Le pulci sono i parassiti più comuni e più fastidiosi che possono infestare la pelle dei nostri amici a quattro zampe: individuarle ed eliminarle diventa una necessità per far vivere meglio i nostri amici animali.

Le pulci infatti non se ne vanno da sole e se non trattate tendono ad aumentare in modo esponenziale, riempiendo rapidamente il pelo di cani e gatti e anche l’ambiente in cui vivono. Senza contare che oltre al fastidio che rende nervosi gli animali, le pulci possono portare a diverse conseguenze potenzialmente pericolose come allergie, sovra infezioni batteriche o fungine e persino parassitosi intestinali come la tenia.

Solo indizi

Individuare le pulci nel pelo dei nostri amici a quattro zampe è cosa al quanto difficile, poiché aspetto e dimensioni le rendono invisibili all’occhio umano. Tuttavia, ci sono alcuni indizi che possono farci sospettare la loro presenza e di conseguenza permetterci di intervenire per eliminare il problema.

Quali indizi

  1. Il prurito: le pulci si nutrono del sangue dei nostri amici a quattro zampe mordendone la pelle a più riprese. Questo causa notevole fastidio all’animale che reagisce grattandosi o mordendosi nel vano tentativo di eliminare il problema.
  2. Le lesioni cutanee: il continuo grattamento oltre che un indizio della presenza di parassiti può portare a lesioni della pelle e segni evidenti di sovrainfezione batterica che aggravano il prurito e richiedono diagnosi e trattamenti specifici;
  3. Gli escrementi: a differenza del prurito e delle eventuali lesioni cutanee che sono segni comuni a molti tipi di parassitosi esterne, la presenza dei prodotti della digestione delle pulci sotto forma di piccole macchie nere che ricoprono a decine la superficie del pelo di cani e gatti è il segno più caratteristico della presenza di questo parassita. Notare gli escrementi è più facile perché contenendo sangue digerito appaiono scuri, a differenza delle pulci stesse che invece sono molto chiare oltreché piccole.

Dove cercarli

  1. Le pulci non si distribuiscono in modo uniforme sul corpo dei nostri amici ma tendono a preferire alcune zone come il dorso, dalla testa alla coda, dove l’habitat è più ideale per loro o dove possono sostare indisturbate per il pasto. Di conseguenza anche i segni della loro presenza sono reperibili più facilmente in queste stesse aree.
  2. La presenza di escrementi come tipica spruzzata di macchioline nere simile a sporco è più facile da reperire inoltre laddove il pelo è meno folto e più chiaro proprio per il colore scuro in contrasto con lo sfondo.
  3. Gli escrementi delle pulci possono essere rilevati, infine, nei luoghi in cui gli animali sostano di più come la loro cuccia, ad esempio. Anzi a volte è più facile rilevarli qui che sull’animale stesso perché la pulce non è come la zecca che rimane attaccata alla sua vittima né come il pidocchio che ancora le uova al pelo dell’animale. La femmina della pulce depone infatti le uova (a 500 alla volta!) nell’ambiente e i suoi escrementi servono per il nutrimento delle larve che ne fuoriescono. Ecco perché una volta rilevata le presenza di pulci è bene associare sempre prodotti spray specifici per gli ambienti al trattamento cutaneo con antiparassitari in polvere o liquido.

Come verificarlo

Per avere la contro-prova che le macchine rilevate sono dovute, effettivamente, alla presenza di pulci vi basterà:

  • passare un foglio bianco o un pettine specifico per le pulci sul pelo del vostro amico e osservare se cadono o rimangono attaccate le tipiche macchioline nere;
  • inumidire un panno bianco su cui avrete fatto cadere le macchioline presenti sul pelo: se rilasciano un alone di bruno-rossastro potete star certi che si tratta di pulci.

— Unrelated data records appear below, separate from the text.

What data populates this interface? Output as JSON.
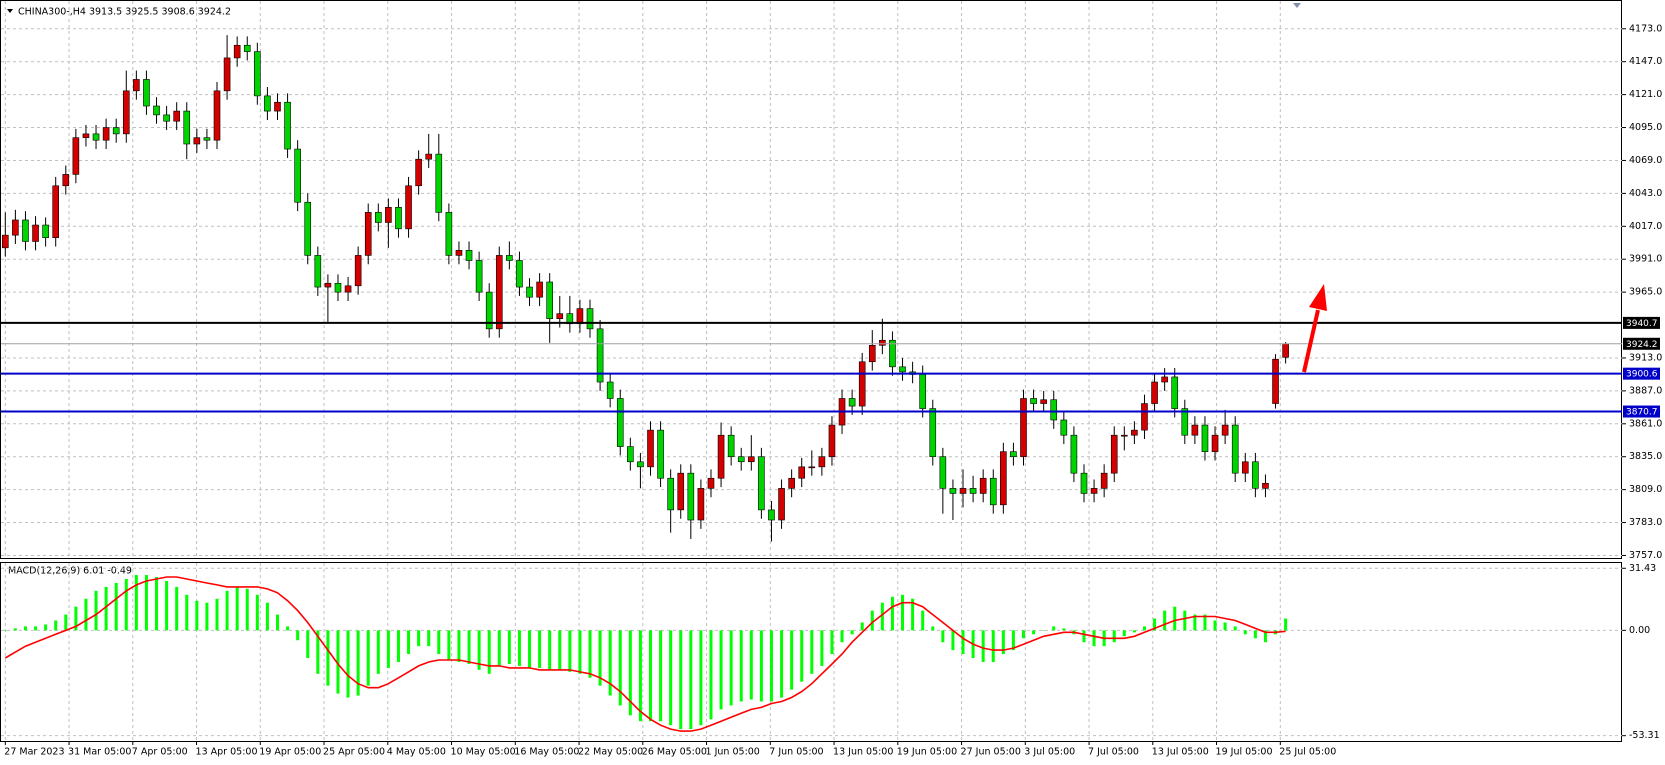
{
  "chart_data": {
    "type": "candlestick",
    "title": "CHINA300-,H4  3913.5 3925.5 3908.6 3924.2",
    "up_color": "#d40000",
    "down_color": "#00d400",
    "ylim": [
      3755,
      4191
    ],
    "yticks": [
      {
        "value": 4173,
        "label": "4173.0"
      },
      {
        "value": 4147,
        "label": "4147.0"
      },
      {
        "value": 4121,
        "label": "4121.0"
      },
      {
        "value": 4095,
        "label": "4095.0"
      },
      {
        "value": 4069,
        "label": "4069.0"
      },
      {
        "value": 4043,
        "label": "4043.0"
      },
      {
        "value": 4017,
        "label": "4017.0"
      },
      {
        "value": 3991,
        "label": "3991.0"
      },
      {
        "value": 3965,
        "label": "3965.0"
      },
      {
        "value": 3913,
        "label": "3913.0"
      },
      {
        "value": 3887,
        "label": "3887.0"
      },
      {
        "value": 3861,
        "label": "3861.0"
      },
      {
        "value": 3835,
        "label": "3835.0"
      },
      {
        "value": 3809,
        "label": "3809.0"
      },
      {
        "value": 3783,
        "label": "3783.0"
      },
      {
        "value": 3757,
        "label": "3757.0"
      }
    ],
    "grid": true,
    "xtick_labels": [
      "27 Mar 2023",
      "31 Mar 05:00",
      "7 Apr 05:00",
      "13 Apr 05:00",
      "19 Apr 05:00",
      "25 Apr 05:00",
      "4 May 05:00",
      "10 May 05:00",
      "16 May 05:00",
      "22 May 05:00",
      "26 May 05:00",
      "1 Jun 05:00",
      "7 Jun 05:00",
      "13 Jun 05:00",
      "19 Jun 05:00",
      "27 Jun 05:00",
      "3 Jul 05:00",
      "7 Jul 05:00",
      "13 Jul 05:00",
      "19 Jul 05:00",
      "25 Jul 05:00"
    ],
    "levels": [
      {
        "value": 3940.7,
        "color": "#000000"
      },
      {
        "value": 3900.6,
        "color": "#0000c8"
      },
      {
        "value": 3870.7,
        "color": "#0000c8"
      }
    ],
    "price_line": {
      "value": 3924.2,
      "color": "#a0a0a0"
    },
    "candles": [
      [
        4000,
        4028,
        3993,
        4010
      ],
      [
        4010,
        4030,
        4003,
        4022
      ],
      [
        4022,
        4029,
        3998,
        4005
      ],
      [
        4005,
        4025,
        3998,
        4018
      ],
      [
        4018,
        4024,
        4001,
        4008
      ],
      [
        4008,
        4056,
        4001,
        4049
      ],
      [
        4049,
        4065,
        4042,
        4058
      ],
      [
        4058,
        4094,
        4051,
        4087
      ],
      [
        4087,
        4097,
        4080,
        4090
      ],
      [
        4090,
        4097,
        4078,
        4085
      ],
      [
        4085,
        4102,
        4078,
        4095
      ],
      [
        4095,
        4102,
        4083,
        4090
      ],
      [
        4090,
        4140,
        4083,
        4124
      ],
      [
        4124,
        4140,
        4117,
        4133
      ],
      [
        4133,
        4140,
        4105,
        4112
      ],
      [
        4112,
        4119,
        4098,
        4105
      ],
      [
        4105,
        4112,
        4093,
        4100
      ],
      [
        4100,
        4115,
        4093,
        4108
      ],
      [
        4108,
        4115,
        4070,
        4082
      ],
      [
        4082,
        4094,
        4075,
        4087
      ],
      [
        4087,
        4094,
        4078,
        4085
      ],
      [
        4085,
        4131,
        4078,
        4124
      ],
      [
        4124,
        4168,
        4117,
        4150
      ],
      [
        4150,
        4167,
        4143,
        4160
      ],
      [
        4160,
        4167,
        4148,
        4155
      ],
      [
        4155,
        4162,
        4113,
        4120
      ],
      [
        4120,
        4127,
        4101,
        4108
      ],
      [
        4108,
        4122,
        4101,
        4115
      ],
      [
        4115,
        4122,
        4071,
        4078
      ],
      [
        4078,
        4085,
        4029,
        4036
      ],
      [
        4036,
        4043,
        3987,
        3994
      ],
      [
        3994,
        4001,
        3962,
        3969
      ],
      [
        3969,
        3979,
        3940,
        3972
      ],
      [
        3972,
        3979,
        3958,
        3965
      ],
      [
        3965,
        3977,
        3958,
        3970
      ],
      [
        3970,
        4001,
        3963,
        3994
      ],
      [
        3994,
        4035,
        3987,
        4028
      ],
      [
        4028,
        4035,
        4013,
        4020
      ],
      [
        4020,
        4039,
        4000,
        4032
      ],
      [
        4032,
        4039,
        4008,
        4015
      ],
      [
        4015,
        4056,
        4008,
        4049
      ],
      [
        4049,
        4077,
        4042,
        4070
      ],
      [
        4070,
        4090,
        4063,
        4074
      ],
      [
        4074,
        4090,
        4021,
        4028
      ],
      [
        4028,
        4035,
        3987,
        3994
      ],
      [
        3994,
        4005,
        3987,
        3998
      ],
      [
        3998,
        4005,
        3983,
        3990
      ],
      [
        3990,
        3997,
        3958,
        3965
      ],
      [
        3965,
        3972,
        3929,
        3936
      ],
      [
        3936,
        4001,
        3929,
        3994
      ],
      [
        3994,
        4005,
        3983,
        3990
      ],
      [
        3990,
        3997,
        3962,
        3969
      ],
      [
        3969,
        3976,
        3954,
        3961
      ],
      [
        3961,
        3980,
        3954,
        3973
      ],
      [
        3973,
        3980,
        3925,
        3944
      ],
      [
        3944,
        3962,
        3937,
        3948
      ],
      [
        3948,
        3962,
        3933,
        3940
      ],
      [
        3940,
        3959,
        3933,
        3952
      ],
      [
        3952,
        3959,
        3929,
        3936
      ],
      [
        3936,
        3943,
        3887,
        3894
      ],
      [
        3894,
        3901,
        3874,
        3881
      ],
      [
        3881,
        3888,
        3836,
        3843
      ],
      [
        3843,
        3850,
        3824,
        3831
      ],
      [
        3831,
        3838,
        3810,
        3827
      ],
      [
        3827,
        3863,
        3820,
        3856
      ],
      [
        3856,
        3863,
        3811,
        3818
      ],
      [
        3818,
        3825,
        3775,
        3793
      ],
      [
        3793,
        3829,
        3786,
        3822
      ],
      [
        3822,
        3829,
        3770,
        3785
      ],
      [
        3785,
        3817,
        3778,
        3810
      ],
      [
        3810,
        3825,
        3803,
        3818
      ],
      [
        3818,
        3862,
        3811,
        3852
      ],
      [
        3852,
        3859,
        3828,
        3835
      ],
      [
        3835,
        3842,
        3824,
        3831
      ],
      [
        3831,
        3852,
        3824,
        3835
      ],
      [
        3835,
        3842,
        3786,
        3793
      ],
      [
        3793,
        3800,
        3768,
        3785
      ],
      [
        3785,
        3817,
        3778,
        3810
      ],
      [
        3810,
        3825,
        3803,
        3818
      ],
      [
        3818,
        3834,
        3811,
        3827
      ],
      [
        3827,
        3840,
        3820,
        3827
      ],
      [
        3827,
        3842,
        3820,
        3835
      ],
      [
        3835,
        3867,
        3828,
        3860
      ],
      [
        3860,
        3888,
        3853,
        3881
      ],
      [
        3881,
        3888,
        3868,
        3875
      ],
      [
        3875,
        3917,
        3868,
        3910
      ],
      [
        3910,
        3935,
        3903,
        3923
      ],
      [
        3923,
        3944,
        3916,
        3927
      ],
      [
        3927,
        3934,
        3899,
        3906
      ],
      [
        3906,
        3913,
        3895,
        3902
      ],
      [
        3902,
        3910,
        3893,
        3900
      ],
      [
        3900,
        3907,
        3866,
        3873
      ],
      [
        3873,
        3880,
        3828,
        3835
      ],
      [
        3835,
        3842,
        3790,
        3810
      ],
      [
        3810,
        3817,
        3785,
        3806
      ],
      [
        3806,
        3825,
        3795,
        3810
      ],
      [
        3810,
        3820,
        3799,
        3806
      ],
      [
        3806,
        3825,
        3799,
        3818
      ],
      [
        3818,
        3825,
        3790,
        3797
      ],
      [
        3797,
        3846,
        3790,
        3839
      ],
      [
        3839,
        3846,
        3828,
        3835
      ],
      [
        3835,
        3888,
        3828,
        3881
      ],
      [
        3881,
        3888,
        3870,
        3877
      ],
      [
        3877,
        3887,
        3870,
        3880
      ],
      [
        3880,
        3887,
        3857,
        3864
      ],
      [
        3864,
        3871,
        3845,
        3852
      ],
      [
        3852,
        3859,
        3815,
        3822
      ],
      [
        3822,
        3829,
        3799,
        3806
      ],
      [
        3806,
        3817,
        3799,
        3810
      ],
      [
        3810,
        3829,
        3803,
        3822
      ],
      [
        3822,
        3859,
        3815,
        3852
      ],
      [
        3852,
        3859,
        3840,
        3852
      ],
      [
        3852,
        3863,
        3845,
        3856
      ],
      [
        3856,
        3884,
        3849,
        3877
      ],
      [
        3877,
        3901,
        3870,
        3894
      ],
      [
        3894,
        3905,
        3887,
        3898
      ],
      [
        3898,
        3905,
        3866,
        3873
      ],
      [
        3873,
        3880,
        3845,
        3852
      ],
      [
        3852,
        3867,
        3845,
        3860
      ],
      [
        3860,
        3867,
        3832,
        3839
      ],
      [
        3839,
        3859,
        3832,
        3852
      ],
      [
        3852,
        3872,
        3845,
        3860
      ],
      [
        3860,
        3867,
        3815,
        3822
      ],
      [
        3822,
        3838,
        3815,
        3831
      ],
      [
        3831,
        3838,
        3803,
        3810
      ],
      [
        3810,
        3821,
        3803,
        3814
      ],
      [
        3877,
        3916,
        3873,
        3912
      ],
      [
        3913.5,
        3925.5,
        3908.6,
        3924.2
      ]
    ],
    "macd": {
      "label": "MACD(12,26,9) 6.01 -0.49",
      "ylim": [
        -56,
        34.1
      ],
      "yticks": [
        31.43,
        {
          "value": 0,
          "label": "0.00"
        },
        -53.31
      ],
      "hist_color": "#00ff00",
      "signal_color": "#ff0000",
      "histogram": [
        0,
        1,
        2,
        2,
        3,
        5,
        8,
        12,
        16,
        20,
        22,
        24,
        26,
        28,
        28,
        27,
        25,
        22,
        18,
        15,
        14,
        16,
        20,
        22,
        21,
        18,
        14,
        8,
        2,
        -5,
        -14,
        -22,
        -28,
        -32,
        -34,
        -33,
        -28,
        -22,
        -19,
        -16,
        -12,
        -8,
        -8,
        -12,
        -15,
        -16,
        -17,
        -20,
        -22,
        -18,
        -17,
        -18,
        -19,
        -19,
        -20,
        -20,
        -21,
        -22,
        -24,
        -28,
        -33,
        -38,
        -43,
        -46,
        -46,
        -46,
        -48,
        -50,
        -50,
        -48,
        -45,
        -40,
        -38,
        -36,
        -35,
        -36,
        -36,
        -34,
        -30,
        -26,
        -22,
        -18,
        -12,
        -6,
        -2,
        4,
        10,
        14,
        17,
        18,
        16,
        10,
        2,
        -6,
        -10,
        -12,
        -14,
        -16,
        -16,
        -12,
        -10,
        -4,
        -2,
        0,
        2,
        1,
        -2,
        -6,
        -8,
        -8,
        -6,
        -3,
        -1,
        2,
        6,
        10,
        12,
        10,
        8,
        8,
        5,
        4,
        2,
        -2,
        -4,
        -6,
        -2,
        6.01
      ],
      "signal": [
        -14,
        -11,
        -8,
        -6,
        -4,
        -2,
        0,
        2,
        5,
        8,
        12,
        16,
        20,
        23,
        25,
        26,
        27,
        27,
        26,
        25,
        24,
        23,
        22,
        22,
        22,
        22,
        21,
        19,
        15,
        10,
        4,
        -3,
        -10,
        -17,
        -23,
        -27,
        -29,
        -29,
        -27,
        -24,
        -21,
        -18,
        -16,
        -15,
        -15,
        -15,
        -16,
        -17,
        -18,
        -18,
        -19,
        -19,
        -19,
        -20,
        -20,
        -20,
        -20,
        -21,
        -22,
        -24,
        -27,
        -31,
        -36,
        -41,
        -45,
        -48,
        -50,
        -51,
        -51,
        -50,
        -48,
        -46,
        -44,
        -42,
        -40,
        -39,
        -37,
        -36,
        -34,
        -31,
        -27,
        -22,
        -17,
        -12,
        -6,
        -1,
        4,
        8,
        12,
        14,
        14,
        12,
        8,
        4,
        0,
        -4,
        -7,
        -9,
        -10,
        -10,
        -9,
        -7,
        -5,
        -3,
        -2,
        -1,
        -1,
        -2,
        -3,
        -4,
        -4,
        -4,
        -3,
        -1,
        1,
        3,
        5,
        6,
        7,
        7,
        7,
        6,
        5,
        3,
        1,
        -1,
        -1,
        -0.49
      ]
    }
  }
}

photo credit: LynstarFC via photo pin cc

Antiparassitari al posto giusto

Gli antiparassitari oggi disponibili si trovano in genere sotto forma di ampolle o pipette da applicare sulla pelle. L’ideale è svuotarne l’intero contenuto a livello della fossa tra le due scapole dell’animale: da qui il principio attivo si diffonderà da solo attraverso lo strato lipidico nel modo più rapido e uniforme possibile.